Y muchos de estos síntomas los comparten los perros (razas como Caniche, Yorkshire Terrier, Boston Terrier, el Bichón Maltés o Teckel tienen mayor predisposición), gatos o incluso caballos que también sufren esta dolencia. Carlos Meliá, director gerente del Hospital Clínico Veterinario de la Universidad de Las Palmas de Gran Canaria y responsable de Medicina Interna de la Clínica Veterinaria Atlántico, aclara que «es más frecuente en perros y caballos que en gatos y personas. En humanos se estima una prevalencia de 1-15 casos por millón al año, mientras que en perros es de 1-12 casos por mil. Y aunque puede que la frecuencia no sea alarmante, sí lo son sus consecuencias. «Puden ser terroríficas si no se diagnostica y trata a tiempo. Si es de carácter endógeno y no se corrige la causa el afectado va a tener infecciones, problemas circulatorios, diabetes, hipertensión... es mortal a medio plazo. Y cualquiera es susceptible de padecerla», dice Galofré.

Cómo actúa

Se produce por un tumor en la glándula suprarrenal o en la hipófisis. La frecuencia es del 10 y 90 por ciento respectivamente según explica Galofré. «La hipófisis produce la hormona ACTH que estimula las glándulas superarrenales para producir cortisol. Un tumor (generalmente benigno) produce exceso de ACTH que a su vez estimula la suprarrenal a producir cortisol. El tumor suprarrenal (puede ser benigno o maligno) produce directamente un exceso de cortisol». Lo mismo ocurre en los canes, salvo que en ellos se denominan glándulas adrenales y no suprarrenales porque «están localizadas al lado del riñón. En ambas especies la glándula consta de las misma capas internas y producen el mismo tipo de hormonas glucocorticoides, mineralocorticoides y sexuales», dice Meliá.
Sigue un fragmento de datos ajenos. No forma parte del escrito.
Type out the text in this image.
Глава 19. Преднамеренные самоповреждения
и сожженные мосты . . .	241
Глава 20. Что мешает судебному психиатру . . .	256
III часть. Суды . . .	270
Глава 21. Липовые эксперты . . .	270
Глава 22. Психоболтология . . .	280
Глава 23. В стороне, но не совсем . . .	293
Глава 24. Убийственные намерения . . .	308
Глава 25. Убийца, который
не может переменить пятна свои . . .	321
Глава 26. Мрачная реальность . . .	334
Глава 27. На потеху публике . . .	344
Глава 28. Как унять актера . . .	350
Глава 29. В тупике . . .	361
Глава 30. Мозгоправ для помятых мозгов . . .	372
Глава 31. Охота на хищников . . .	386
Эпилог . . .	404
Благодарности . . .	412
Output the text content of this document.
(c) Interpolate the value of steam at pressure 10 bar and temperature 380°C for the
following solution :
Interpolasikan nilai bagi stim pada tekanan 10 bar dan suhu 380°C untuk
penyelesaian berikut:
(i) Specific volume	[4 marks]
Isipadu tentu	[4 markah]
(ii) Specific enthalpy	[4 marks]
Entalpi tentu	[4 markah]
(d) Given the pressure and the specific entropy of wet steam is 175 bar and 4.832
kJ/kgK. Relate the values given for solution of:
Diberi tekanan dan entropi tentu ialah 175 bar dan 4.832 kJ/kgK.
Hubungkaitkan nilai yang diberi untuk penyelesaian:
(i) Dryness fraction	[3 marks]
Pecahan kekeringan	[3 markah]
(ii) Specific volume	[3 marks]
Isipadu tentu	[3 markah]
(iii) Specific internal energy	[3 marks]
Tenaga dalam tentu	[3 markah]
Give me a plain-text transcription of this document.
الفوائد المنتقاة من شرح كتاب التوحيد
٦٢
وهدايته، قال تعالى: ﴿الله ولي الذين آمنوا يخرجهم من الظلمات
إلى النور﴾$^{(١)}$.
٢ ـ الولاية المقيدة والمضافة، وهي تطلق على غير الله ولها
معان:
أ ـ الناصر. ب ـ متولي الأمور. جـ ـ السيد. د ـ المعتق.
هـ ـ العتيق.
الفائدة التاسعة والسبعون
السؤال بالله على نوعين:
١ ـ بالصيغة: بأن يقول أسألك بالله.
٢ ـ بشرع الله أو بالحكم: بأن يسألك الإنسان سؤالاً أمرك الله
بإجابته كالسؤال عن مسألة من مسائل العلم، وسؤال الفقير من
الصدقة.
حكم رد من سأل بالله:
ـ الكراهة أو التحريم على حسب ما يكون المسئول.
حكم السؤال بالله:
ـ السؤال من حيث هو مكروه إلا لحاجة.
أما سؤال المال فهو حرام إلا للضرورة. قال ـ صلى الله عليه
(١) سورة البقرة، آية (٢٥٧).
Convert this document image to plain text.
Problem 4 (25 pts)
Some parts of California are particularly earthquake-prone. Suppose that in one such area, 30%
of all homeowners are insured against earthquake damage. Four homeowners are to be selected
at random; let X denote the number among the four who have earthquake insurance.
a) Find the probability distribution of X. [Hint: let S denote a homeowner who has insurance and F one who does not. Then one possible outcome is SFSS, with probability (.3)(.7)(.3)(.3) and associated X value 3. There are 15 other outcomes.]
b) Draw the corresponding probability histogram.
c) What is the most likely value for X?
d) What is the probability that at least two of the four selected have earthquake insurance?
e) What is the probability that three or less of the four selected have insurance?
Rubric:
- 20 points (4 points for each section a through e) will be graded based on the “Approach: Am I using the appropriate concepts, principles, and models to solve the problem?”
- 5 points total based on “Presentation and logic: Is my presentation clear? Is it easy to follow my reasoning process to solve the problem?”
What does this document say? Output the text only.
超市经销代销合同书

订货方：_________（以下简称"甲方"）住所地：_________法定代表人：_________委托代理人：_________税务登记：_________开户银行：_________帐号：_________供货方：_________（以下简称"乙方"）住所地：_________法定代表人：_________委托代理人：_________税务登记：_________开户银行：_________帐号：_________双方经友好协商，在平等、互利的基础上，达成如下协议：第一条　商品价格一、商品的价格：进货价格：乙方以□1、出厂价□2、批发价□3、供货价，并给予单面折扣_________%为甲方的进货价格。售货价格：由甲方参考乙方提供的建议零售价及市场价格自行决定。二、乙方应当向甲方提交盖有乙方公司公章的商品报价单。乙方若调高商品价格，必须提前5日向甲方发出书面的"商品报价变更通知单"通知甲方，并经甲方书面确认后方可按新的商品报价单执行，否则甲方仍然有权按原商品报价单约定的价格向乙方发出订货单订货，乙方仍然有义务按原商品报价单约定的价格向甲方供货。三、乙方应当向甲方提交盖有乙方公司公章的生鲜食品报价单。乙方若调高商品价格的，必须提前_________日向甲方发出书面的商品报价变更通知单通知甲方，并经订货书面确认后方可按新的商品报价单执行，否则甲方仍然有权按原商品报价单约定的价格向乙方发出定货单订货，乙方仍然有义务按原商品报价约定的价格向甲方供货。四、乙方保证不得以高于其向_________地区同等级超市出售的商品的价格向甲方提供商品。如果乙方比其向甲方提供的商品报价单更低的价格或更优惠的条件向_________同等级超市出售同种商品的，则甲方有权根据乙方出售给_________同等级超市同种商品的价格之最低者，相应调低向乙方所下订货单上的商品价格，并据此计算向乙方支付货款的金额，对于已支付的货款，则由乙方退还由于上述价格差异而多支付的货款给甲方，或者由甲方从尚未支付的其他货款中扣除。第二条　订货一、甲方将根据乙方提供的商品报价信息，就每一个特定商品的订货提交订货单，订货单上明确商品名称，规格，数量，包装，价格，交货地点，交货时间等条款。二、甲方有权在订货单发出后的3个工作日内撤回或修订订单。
No obstante, en los canes hay signos determinantes que no ocurren en humanos. «Beben y orinan más de lo normal, y al producir a mucha orina su vejiga suele estar dilatada lo que contribuye a que tengan un aspecto distendido del abdomen. También se produce un aumento del tamaño del hígado por acumulación de grasa», matiza Meliá. Otros síntomas son«la alopecia, principalmente en el tronco, aumento del apetito y jadeo excesivo, incluso en reposo».

Tratamientos

Cuando el trastorno surge por un tratamiento con cortisona, los médicos se encargarán del control y seguimiento, pero si es endógena, «el tratamiento pasa por cirugía para eliminar el tumor, aunque no es la única opción, tal y como explica el miembro de la SEEN. «Existen fármacos que regulan la producción de cortisol pero, por sus efectos secundarios, no pueden tomarse durante periodos largos de tiempo. Por ello se prepara al paciente con un tratamiento para disminuir los niveles de cortisol y luego realizar la cirugía. Si no es suficiente se puede recurrir a radioterapia. También existen nuevos tratamientos que regulan la producción de las hormonas hipofisarias y que en algunos pacientes funcionan bien y en otros no».

En cuanto a las mascotas, «tanto en el perro como en el gato se usa con éxito el trilostano, un medicamento inhibe la síntesis de cortisol y permite regular la producción de glucocorticoides. Los perros suelen responder al tratamiento y en las primeras semanas mejoran el cansancio, debilidad, consumo de agua y producción de orina», concluye Meliá.